Proof. From definition of Riemann-Liouville fractional integrals we have

$\begin{equation} I^{\mu}_{\varphi(a)^+}\psi(b) = I^{\mu}_{\varphi(a)^+}\psi\left(\varphi^{-1}(\varphi(b))\right) = \frac{1}{\Gamma(\mu)}\int^{\varphi(b)}_{\varphi(a)}\frac{\psi\left(\varphi^{-1}(u)\right)du}{\left(\varphi(b)-u\right)^{1-\mu}}. \end{equation}$

(2.2)

By setting $\varphi(a)+\varphi(b)-u = z$ in (1.13) we get

$\begin{equation} I^{\mu}_{\varphi(a)^+}\psi(b) = \frac{1}{\Gamma(\mu)}\int^{\varphi(b)}_{\varphi(a)}\frac{\psi\left(\varphi^{-1}(\varphi(a)+\varphi(b)-z)\right)dz}{\left(z-\varphi(a)\right)^{1-\mu}}. \end{equation}$

(2.3)

By using symmetricity of $\psi$ with respect to strictly monotone function $\varphi$ about $\frac{\varphi(a)+\varphi(b)}{2}$ , we get $I^{\mu}_{\varphi(a)^+}\psi(b) = I^{\mu}_{\varphi(b)^-}\psi\left(\varphi^{-1}(\varphi(a))\right)$ and hence (2.1) is obtained.

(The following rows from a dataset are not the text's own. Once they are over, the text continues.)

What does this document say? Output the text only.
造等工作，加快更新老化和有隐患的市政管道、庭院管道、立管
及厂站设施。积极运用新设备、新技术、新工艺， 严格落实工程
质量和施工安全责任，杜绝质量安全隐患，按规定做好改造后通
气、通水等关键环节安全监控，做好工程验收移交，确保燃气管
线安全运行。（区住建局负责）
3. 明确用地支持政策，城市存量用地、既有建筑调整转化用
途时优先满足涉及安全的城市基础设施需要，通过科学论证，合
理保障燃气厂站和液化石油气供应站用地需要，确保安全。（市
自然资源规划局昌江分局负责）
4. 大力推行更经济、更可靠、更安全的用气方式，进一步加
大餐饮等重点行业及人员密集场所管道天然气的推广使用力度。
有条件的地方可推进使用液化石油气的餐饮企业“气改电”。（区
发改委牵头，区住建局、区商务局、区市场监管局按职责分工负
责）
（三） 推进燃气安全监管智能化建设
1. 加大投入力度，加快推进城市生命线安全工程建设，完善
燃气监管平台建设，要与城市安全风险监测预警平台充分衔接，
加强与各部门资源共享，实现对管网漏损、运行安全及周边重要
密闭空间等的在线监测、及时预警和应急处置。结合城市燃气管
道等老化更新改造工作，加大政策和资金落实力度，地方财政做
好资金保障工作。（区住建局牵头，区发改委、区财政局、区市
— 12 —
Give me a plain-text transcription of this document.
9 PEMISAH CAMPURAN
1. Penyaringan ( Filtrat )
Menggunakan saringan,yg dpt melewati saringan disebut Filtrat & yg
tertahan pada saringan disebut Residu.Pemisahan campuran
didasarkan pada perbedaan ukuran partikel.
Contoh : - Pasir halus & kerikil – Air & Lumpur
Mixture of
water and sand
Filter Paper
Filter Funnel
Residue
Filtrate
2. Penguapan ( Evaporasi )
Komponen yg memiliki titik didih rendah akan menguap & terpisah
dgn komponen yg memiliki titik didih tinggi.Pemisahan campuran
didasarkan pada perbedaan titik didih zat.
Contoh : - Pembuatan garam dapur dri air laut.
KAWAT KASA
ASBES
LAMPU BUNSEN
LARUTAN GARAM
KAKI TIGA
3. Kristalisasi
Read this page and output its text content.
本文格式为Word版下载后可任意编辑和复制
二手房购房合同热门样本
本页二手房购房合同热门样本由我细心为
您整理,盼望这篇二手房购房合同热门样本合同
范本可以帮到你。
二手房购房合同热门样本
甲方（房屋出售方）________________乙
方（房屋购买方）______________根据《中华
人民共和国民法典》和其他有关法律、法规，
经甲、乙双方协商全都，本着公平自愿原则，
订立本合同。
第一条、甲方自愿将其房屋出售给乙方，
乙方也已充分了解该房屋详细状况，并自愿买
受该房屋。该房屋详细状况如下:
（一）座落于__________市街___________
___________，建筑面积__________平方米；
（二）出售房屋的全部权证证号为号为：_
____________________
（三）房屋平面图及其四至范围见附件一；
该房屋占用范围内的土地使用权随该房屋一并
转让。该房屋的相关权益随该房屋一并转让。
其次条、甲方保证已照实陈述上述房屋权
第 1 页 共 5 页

Remark 1. (i) By setting $\varphi(x) = \frac{1}{x}$ in (2.1), we get [20,Lemma 2].

(ii) By setting $\varphi(x) = x^p, \, p\neq0$ in (2.1), we get [21,Lemma 1].

By using Lemma 1 we prove the following Riemann-Liouville fractional Fejér-Hadamard inequality for convex function $\psi$ with respect to a strictly monotone function $\varphi$ .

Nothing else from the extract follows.